3 November 2020
Penulis —  Neena

Rumah Kami Surga Kami - Petualangan Hot - Langkah Langkah Jalang

Setelah melepaskan celana dalam, aku langsung menghimpit dan menerkam Natasha ke dalam pelukan dan lumatanku. Dan Natasha terasa sangat menikmati semuanya ini. Mungkin karena dia merasa sudah mulai mewujudkan khayalannya untuk memiliki diriku.

Terlebih ketika aku mulai meremas toketnya yang bisa tergenggam sepenuhnya dengan telapak tanganku. Soal kekencangan toketnya jangan tanya. Baru sekali ini aku menyentuh toket yang begini padat dan kencang, meski besarnya cuma segenggaman tanganku.

Natasha sendiri tampak sangat menikmatinya. Bahkan ia mencetuskannya secara lisan, “Boss… semua ini di luar dugaan saya. Sehingga saya merasa seolah bermimpi, karena mimpi-mimpi saya mulai terwujud dalam kenyataan…”

Dan aku tak mau buang-buang waktu lagi. “Sudah siap untuk merasakan ML yang sebenarnya?” tanyaku sambil melumuri batang kemaluanku dengan lotion. Memang kali ini aku tak mau main jilat dulu. Untuk menembus keperawanan cukup melumuri penisku dengan lotion saja.

“Silakan Boss… saya memang sangat mengharapkan… ingin sampai ke pucaknya…” sahut Natasha dengan nada pasrah.

Kutepuk-tepukkan batang kemaluanku ke memek Natasha yang tampak bersih dan merangsang itu. Lalu kukucurkan lotion lagi ke puncak dan leher penisku, juga kukucurkan ke mulut memek Natasha yang sudah kungangakan.

Kuletakkan botol lotion itu di samping kananku. Lalu merentangkan sepasang paha Natasha dan meletakkan moncong penisku tepat di mulut vagina sang Manager.

Aku yakin batang kemaluanku sudah cukup licin, sementara celah memek Natasha pun sudah kusemprot dengan lotion. Maka setelah letaknya dirasa tepat, kudorong batang kemaluanku sekuat mungkin.

Kepala dan leher penisku berhasil membenam ke dalam celah kemaluan Natasha yang sudah dilicinkan oleh lotion itu.

Liang memek Natasha memang sangat sempit.
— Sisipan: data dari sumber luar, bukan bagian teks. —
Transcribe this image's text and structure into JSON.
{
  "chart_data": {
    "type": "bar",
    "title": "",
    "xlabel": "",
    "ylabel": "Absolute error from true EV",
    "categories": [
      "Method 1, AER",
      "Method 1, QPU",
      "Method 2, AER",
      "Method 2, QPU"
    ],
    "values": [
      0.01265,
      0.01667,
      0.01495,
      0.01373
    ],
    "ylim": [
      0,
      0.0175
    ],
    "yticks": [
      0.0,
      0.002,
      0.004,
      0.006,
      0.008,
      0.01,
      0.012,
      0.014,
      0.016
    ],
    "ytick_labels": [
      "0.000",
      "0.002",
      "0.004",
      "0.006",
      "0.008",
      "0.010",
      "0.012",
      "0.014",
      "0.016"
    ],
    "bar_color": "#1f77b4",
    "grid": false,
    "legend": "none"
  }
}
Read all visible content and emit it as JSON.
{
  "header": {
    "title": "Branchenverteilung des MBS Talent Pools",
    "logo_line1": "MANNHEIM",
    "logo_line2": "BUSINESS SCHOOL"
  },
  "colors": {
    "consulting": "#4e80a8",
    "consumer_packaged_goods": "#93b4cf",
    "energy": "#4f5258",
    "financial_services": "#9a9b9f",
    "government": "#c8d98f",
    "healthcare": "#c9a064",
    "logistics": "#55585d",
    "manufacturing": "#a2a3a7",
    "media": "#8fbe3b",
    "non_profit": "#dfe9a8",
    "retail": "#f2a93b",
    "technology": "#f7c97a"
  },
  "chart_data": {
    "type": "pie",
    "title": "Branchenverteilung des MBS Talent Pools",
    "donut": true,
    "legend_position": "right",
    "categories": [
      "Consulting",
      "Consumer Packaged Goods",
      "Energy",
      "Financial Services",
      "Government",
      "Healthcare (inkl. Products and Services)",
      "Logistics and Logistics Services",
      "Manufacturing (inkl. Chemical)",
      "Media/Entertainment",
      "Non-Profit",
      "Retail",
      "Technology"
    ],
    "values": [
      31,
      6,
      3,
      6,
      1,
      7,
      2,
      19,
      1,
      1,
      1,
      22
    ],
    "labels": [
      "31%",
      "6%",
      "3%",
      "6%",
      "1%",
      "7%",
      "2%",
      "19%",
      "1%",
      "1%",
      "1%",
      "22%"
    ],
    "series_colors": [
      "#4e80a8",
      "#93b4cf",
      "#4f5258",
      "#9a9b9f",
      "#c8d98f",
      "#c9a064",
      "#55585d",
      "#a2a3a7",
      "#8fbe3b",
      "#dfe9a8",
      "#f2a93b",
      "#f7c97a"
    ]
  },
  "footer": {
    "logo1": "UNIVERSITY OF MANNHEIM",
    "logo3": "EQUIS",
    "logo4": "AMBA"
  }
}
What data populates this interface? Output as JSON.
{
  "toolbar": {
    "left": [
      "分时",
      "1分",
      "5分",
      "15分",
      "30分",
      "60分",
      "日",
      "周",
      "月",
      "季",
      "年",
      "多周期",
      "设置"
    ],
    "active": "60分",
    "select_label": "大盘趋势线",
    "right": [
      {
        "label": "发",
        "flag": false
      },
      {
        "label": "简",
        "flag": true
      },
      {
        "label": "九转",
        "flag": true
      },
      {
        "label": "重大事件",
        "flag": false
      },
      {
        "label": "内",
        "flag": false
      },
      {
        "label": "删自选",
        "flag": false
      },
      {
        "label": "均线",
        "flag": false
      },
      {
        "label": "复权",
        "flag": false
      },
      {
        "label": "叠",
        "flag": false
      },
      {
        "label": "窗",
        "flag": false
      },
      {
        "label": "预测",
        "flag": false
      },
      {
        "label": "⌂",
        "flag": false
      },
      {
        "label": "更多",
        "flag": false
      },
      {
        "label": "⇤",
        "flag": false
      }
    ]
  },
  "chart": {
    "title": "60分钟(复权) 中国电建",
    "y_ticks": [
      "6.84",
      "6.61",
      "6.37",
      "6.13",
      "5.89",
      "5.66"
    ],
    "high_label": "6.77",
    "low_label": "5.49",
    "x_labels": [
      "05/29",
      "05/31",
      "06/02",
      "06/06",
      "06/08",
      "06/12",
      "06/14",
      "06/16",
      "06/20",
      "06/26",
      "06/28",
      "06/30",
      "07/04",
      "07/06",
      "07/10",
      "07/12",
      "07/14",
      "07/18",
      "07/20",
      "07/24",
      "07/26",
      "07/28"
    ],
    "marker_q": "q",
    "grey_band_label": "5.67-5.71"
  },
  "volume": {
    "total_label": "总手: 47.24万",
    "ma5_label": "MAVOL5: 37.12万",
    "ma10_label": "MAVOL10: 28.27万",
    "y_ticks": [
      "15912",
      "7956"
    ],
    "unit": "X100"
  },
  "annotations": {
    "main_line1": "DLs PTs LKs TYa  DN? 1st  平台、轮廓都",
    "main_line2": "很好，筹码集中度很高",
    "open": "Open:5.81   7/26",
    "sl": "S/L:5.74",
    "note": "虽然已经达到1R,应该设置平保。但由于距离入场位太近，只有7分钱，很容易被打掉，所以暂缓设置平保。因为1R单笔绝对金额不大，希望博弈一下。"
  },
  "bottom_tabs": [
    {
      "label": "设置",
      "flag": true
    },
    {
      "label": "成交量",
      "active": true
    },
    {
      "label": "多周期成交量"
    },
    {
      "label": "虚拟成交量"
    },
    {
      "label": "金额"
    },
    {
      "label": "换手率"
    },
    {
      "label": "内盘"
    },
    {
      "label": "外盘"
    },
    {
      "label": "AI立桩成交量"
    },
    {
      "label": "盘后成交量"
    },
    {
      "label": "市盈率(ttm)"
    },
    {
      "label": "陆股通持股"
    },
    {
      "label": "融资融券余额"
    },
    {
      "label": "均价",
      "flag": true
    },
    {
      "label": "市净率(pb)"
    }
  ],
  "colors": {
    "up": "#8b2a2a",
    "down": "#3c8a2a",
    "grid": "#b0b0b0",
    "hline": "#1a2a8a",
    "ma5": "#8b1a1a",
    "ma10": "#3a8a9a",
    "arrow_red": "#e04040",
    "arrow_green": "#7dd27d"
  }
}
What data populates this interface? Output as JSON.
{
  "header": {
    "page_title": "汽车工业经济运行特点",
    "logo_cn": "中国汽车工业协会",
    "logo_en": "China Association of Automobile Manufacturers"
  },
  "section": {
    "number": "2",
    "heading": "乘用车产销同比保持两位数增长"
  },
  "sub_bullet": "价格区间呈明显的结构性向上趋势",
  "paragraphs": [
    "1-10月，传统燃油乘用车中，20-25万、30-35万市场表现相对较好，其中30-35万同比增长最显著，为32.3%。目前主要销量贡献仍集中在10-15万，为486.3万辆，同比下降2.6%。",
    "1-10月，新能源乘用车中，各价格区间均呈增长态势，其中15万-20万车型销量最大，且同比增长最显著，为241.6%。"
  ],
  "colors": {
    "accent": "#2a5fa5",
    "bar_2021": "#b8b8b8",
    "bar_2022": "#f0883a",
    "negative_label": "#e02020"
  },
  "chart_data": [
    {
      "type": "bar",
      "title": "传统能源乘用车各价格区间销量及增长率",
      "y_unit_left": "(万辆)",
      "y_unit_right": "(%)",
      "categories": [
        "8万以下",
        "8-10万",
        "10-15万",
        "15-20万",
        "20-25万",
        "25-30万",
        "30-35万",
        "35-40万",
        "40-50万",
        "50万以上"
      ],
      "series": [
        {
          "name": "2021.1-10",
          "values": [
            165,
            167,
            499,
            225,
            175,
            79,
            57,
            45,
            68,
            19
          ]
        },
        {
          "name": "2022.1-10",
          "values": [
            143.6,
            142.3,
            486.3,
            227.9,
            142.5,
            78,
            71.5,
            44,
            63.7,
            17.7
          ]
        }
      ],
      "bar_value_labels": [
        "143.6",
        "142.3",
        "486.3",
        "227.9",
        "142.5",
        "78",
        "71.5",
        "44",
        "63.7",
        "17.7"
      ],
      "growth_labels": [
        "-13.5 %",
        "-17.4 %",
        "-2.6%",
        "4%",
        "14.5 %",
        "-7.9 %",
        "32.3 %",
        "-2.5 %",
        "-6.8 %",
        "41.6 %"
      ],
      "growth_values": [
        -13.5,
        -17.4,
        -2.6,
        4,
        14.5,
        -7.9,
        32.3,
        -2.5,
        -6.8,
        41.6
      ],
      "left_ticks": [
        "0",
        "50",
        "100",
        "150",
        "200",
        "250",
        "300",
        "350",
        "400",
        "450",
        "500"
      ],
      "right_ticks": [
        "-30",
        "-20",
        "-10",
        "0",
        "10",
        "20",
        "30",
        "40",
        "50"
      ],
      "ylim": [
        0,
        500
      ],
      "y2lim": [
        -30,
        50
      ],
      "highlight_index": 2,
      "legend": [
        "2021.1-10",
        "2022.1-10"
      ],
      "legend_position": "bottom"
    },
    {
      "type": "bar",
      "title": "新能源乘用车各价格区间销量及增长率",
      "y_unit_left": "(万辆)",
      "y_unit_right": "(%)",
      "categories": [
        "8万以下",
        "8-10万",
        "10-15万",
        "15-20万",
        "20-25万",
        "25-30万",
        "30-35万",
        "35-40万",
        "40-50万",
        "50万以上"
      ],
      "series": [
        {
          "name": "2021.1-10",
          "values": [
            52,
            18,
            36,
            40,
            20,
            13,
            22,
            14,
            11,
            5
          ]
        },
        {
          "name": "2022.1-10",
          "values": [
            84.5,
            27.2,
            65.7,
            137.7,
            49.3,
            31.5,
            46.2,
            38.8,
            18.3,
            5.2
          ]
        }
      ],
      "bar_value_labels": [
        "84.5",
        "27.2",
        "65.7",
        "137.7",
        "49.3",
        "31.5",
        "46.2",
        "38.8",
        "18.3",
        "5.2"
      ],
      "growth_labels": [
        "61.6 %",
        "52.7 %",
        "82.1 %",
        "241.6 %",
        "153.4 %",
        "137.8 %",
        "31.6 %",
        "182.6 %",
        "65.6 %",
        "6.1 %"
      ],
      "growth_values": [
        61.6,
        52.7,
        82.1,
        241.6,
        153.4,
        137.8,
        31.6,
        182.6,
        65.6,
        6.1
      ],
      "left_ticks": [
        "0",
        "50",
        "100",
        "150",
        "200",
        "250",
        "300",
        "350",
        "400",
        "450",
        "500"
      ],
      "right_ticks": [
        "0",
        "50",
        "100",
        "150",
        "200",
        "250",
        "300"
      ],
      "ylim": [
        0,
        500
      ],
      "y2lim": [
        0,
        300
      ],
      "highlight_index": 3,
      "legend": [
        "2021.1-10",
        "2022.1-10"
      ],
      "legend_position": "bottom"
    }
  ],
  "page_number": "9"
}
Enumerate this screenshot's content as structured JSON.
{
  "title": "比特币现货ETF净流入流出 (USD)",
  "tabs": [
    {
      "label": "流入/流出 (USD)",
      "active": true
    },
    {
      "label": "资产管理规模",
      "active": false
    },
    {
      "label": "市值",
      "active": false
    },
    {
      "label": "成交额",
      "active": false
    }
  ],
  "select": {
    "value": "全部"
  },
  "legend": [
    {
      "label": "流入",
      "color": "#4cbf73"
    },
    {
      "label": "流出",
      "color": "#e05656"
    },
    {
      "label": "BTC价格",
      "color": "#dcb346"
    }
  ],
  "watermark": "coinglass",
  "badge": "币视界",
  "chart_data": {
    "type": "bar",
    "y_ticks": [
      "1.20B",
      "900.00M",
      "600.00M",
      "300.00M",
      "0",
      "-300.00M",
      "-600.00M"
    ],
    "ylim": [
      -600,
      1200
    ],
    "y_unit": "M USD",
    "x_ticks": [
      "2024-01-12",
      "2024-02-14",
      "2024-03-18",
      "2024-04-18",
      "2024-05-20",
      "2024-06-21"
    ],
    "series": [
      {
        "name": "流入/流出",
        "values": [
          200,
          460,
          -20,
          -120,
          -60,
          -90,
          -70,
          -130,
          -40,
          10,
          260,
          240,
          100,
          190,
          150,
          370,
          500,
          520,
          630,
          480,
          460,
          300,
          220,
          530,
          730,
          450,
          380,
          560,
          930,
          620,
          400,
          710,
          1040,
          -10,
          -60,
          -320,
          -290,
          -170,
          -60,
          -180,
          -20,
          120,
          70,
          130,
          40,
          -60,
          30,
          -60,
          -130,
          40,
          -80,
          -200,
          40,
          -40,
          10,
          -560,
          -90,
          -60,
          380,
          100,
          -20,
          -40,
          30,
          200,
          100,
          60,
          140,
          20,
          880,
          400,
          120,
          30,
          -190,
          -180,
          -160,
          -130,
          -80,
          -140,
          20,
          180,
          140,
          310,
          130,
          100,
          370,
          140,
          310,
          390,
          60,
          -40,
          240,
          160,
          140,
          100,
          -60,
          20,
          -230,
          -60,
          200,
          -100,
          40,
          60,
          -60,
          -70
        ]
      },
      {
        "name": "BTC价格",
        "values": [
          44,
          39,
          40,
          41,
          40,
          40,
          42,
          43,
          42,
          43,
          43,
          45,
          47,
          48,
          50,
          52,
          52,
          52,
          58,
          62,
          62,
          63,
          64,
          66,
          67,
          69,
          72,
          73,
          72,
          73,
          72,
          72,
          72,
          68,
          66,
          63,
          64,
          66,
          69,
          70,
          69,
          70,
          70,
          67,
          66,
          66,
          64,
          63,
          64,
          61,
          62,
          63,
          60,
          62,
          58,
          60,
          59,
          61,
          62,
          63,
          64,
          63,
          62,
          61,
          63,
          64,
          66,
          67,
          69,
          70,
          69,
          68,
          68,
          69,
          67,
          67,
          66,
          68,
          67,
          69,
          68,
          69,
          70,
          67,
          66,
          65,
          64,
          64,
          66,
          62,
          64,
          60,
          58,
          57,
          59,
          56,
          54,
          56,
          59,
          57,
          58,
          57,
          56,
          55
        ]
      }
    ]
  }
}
Tapi berkat bantuan lotion itu aku mulai bisa mengentotnya, meski harus perlahan dulu, menyesuaikan dengan kesempitan naturalnya memek sang Manager. Aku bahkan dapat merasakan bergerinjal-gerinjalnya dinding liang memek Natasha, seolah mengelilingiku dengan daging berbentuk kelompok telur ayam yang masih berada di dalam rahim induknya.

Ini menimbulkan geli-geli enak yang natural bagi penisku, terutama di bagian leher dan kepalanya.

Sementara nafas Natasha mulai terengah-engah kedengarannya, seirama dengan gerak entotan batang kemaluanku.

Desahan nafasnya pun mulai terdengar, “Boss… ahaaahhhh… ahaaahhhh… ahhaaaahhhh… Bosssss… aaaaa… aaaaaaahhhh…”

Ketika aku membisikinya, “Sakit?” Natasha menjawab singkat, “Nggak.”

Semuanya lancar-lancar saja, tidak seperti waktu mengambil keperawanan Mbak Ayu dan Frida. Mungkin salah satu penyebabnya adalah kuatnya fisik Natasha yang tinggi tegap itu. Mungkin juga karena fisiknya yang kuat itu membuatnya tabah menghadapi semua yang sedang terjadi ini.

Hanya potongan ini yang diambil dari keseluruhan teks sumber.